Pourquoi les Saoudiens aident-ils le Pakistan?
Selon Gregory Gause, les contrats pakistanais représentent pour Riyad des intérêts plus stratégiques qu'économiques.
«L'Arabie saoudite n'escompte tout simplement aucun bénéfice économique au Pakistan. Appelons les choses par leur nom: le Pakistan est sans espoir et pauvre. Cependant, il constitue tout d'abord pour les Saoudiens un partenaire en matière de sécurité et un allié musulman fiable dans les litiges inter-islamiques».
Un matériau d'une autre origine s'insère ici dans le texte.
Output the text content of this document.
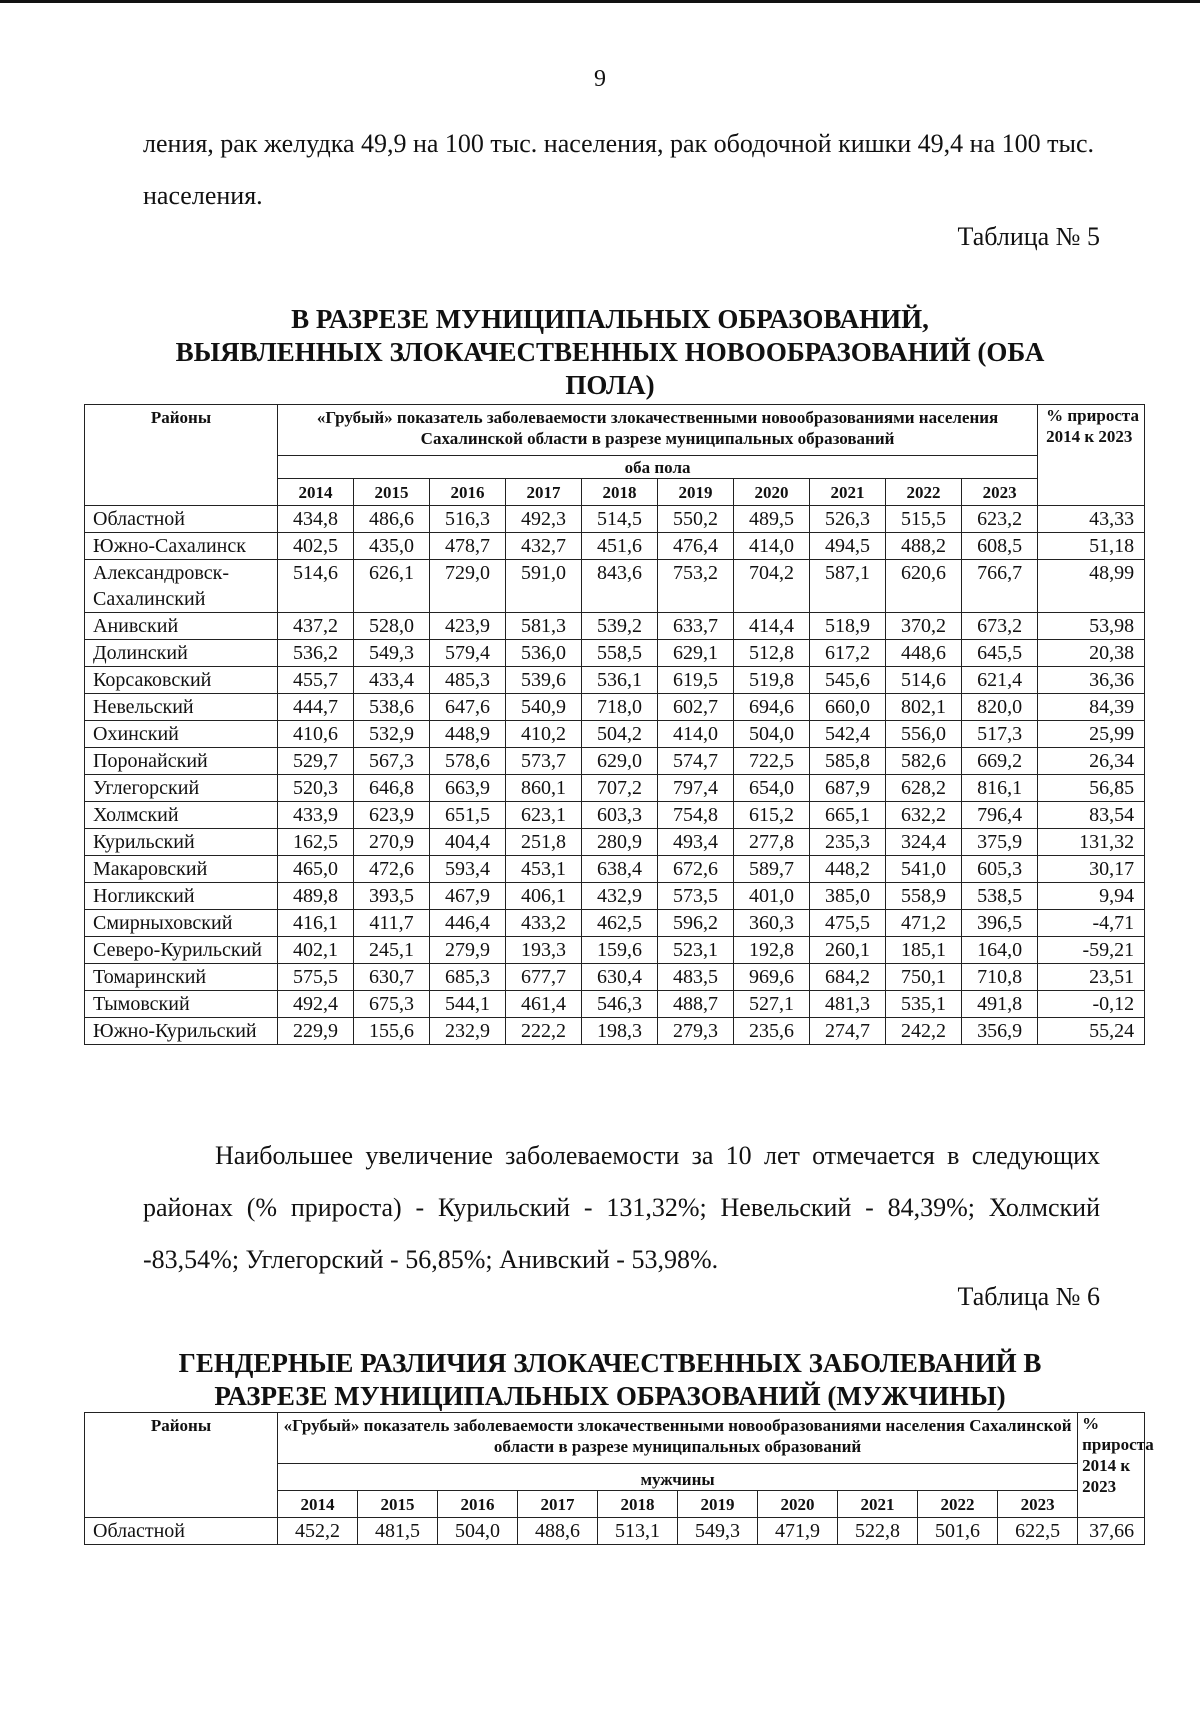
9
ления, рак желудка 49,9 на 100 тыс. населения, рак ободочной кишки 49,4 на 100 тыс. населения.
Таблица № 5
В РАЗРЕЗЕ МУНИЦИПАЛЬНЫХ ОБРАЗОВАНИЙ,
ВЫЯВЛЕННЫХ ЗЛОКАЧЕСТВЕННЫХ НОВООБРАЗОВАНИЙ (ОБА
ПОЛА)
Районы	«Грубый» показатель заболеваемости злокачественными новообразованиями населения Сахалинской области в разрезе муниципальных образований										% прироста 2014 к 2023
	оба пола										
	2014	2015	2016	2017	2018	2019	2020	2021	2022	2023	
Областной	434,8	486,6	516,3	492,3	514,5	550,2	489,5	526,3	515,5	623,2	43,33
Южно-Сахалинск	402,5	435,0	478,7	432,7	451,6	476,4	414,0	494,5	488,2	608,5	51,18
Александровск-Сахалинский	514,6	626,1	729,0	591,0	843,6	753,2	704,2	587,1	620,6	766,7	48,99
Анивский	437,2	528,0	423,9	581,3	539,2	633,7	414,4	518,9	370,2	673,2	53,98
Долинский	536,2	549,3	579,4	536,0	558,5	629,1	512,8	617,2	448,6	645,5	20,38
Корсаковский	455,7	433,4	485,3	539,6	536,1	619,5	519,8	545,6	514,6	621,4	36,36
Невельский	444,7	538,6	647,6	540,9	718,0	602,7	694,6	660,0	802,1	820,0	84,39
Охинский	410,6	532,9	448,9	410,2	504,2	414,0	504,0	542,4	556,0	517,3	25,99
Поронайский	529,7	567,3	578,6	573,7	629,0	574,7	722,5	585,8	582,6	669,2	26,34
Углегорский	520,3	646,8	663,9	860,1	707,2	797,4	654,0	687,9	628,2	816,1	56,85
Холмский	433,9	623,9	651,5	623,1	603,3	754,8	615,2	665,1	632,2	796,4	83,54
Курильский	162,5	270,9	404,4	251,8	280,9	493,4	277,8	235,3	324,4	375,9	131,32
Макаровский	465,0	472,6	593,4	453,1	638,4	672,6	589,7	448,2	541,0	605,3	30,17
Ногликский	489,8	393,5	467,9	406,1	432,9	573,5	401,0	385,0	558,9	538,5	9,94
Смирныховский	416,1	411,7	446,4	433,2	462,5	596,2	360,3	475,5	471,2	396,5	-4,71
Северо-Курильский	402,1	245,1	279,9	193,3	159,6	523,1	192,8	260,1	185,1	164,0	-59,21
Томаринский	575,5	630,7	685,3	677,7	630,4	483,5	969,6	684,2	750,1	710,8	23,51
Тымовский	492,4	675,3	544,1	461,4	546,3	488,7	527,1	481,3	535,1	491,8	-0,12
Южно-Курильский	229,9	155,6	232,9	222,2	198,3	279,3	235,6	274,7	242,2	356,9	55,24
Наибольшее увеличение заболеваемости за 10 лет отмечается в следующих районах (% прироста) - Курильский - 131,32%; Невельский - 84,39%; Холмский -83,54%; Углегорский - 56,85%; Анивский - 53,98%.
Таблица № 6
ГЕНДЕРНЫЕ РАЗЛИЧИЯ ЗЛОКАЧЕСТВЕННЫХ ЗАБОЛЕВАНИЙ В
РАЗРЕЗЕ МУНИЦИПАЛЬНЫХ ОБРАЗОВАНИЙ (МУЖЧИНЫ)
Районы	«Грубый» показатель заболеваемости злокачественными новообразованиями населения Сахалинской области в разрезе муниципальных образований										% прироста 2014 к 2023
	мужчины										
	2014	2015	2016	2017	2018	2019	2020	2021	2022	2023	
Областной	452,2	481,5	504,0	488,6	513,1	549,3	471,9	522,8	501,6	622,5	37,66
Ces deux pays ont une longue histoire d'aide mutuelle. L'Arabie saoudite a notamment aidé le Pakistan avec son pétrole dans les années 1990, quand Islamabad faisait face aux sanctions internationales à cause de ses essais nucléaires. Selon les experts, plus de 70 000 ressortissants pakistanais servent actuellement dans l'armée saoudienne, tandis que des instructeurs pakistanais assurent depuis quelques années la formation des militaires saoudiens.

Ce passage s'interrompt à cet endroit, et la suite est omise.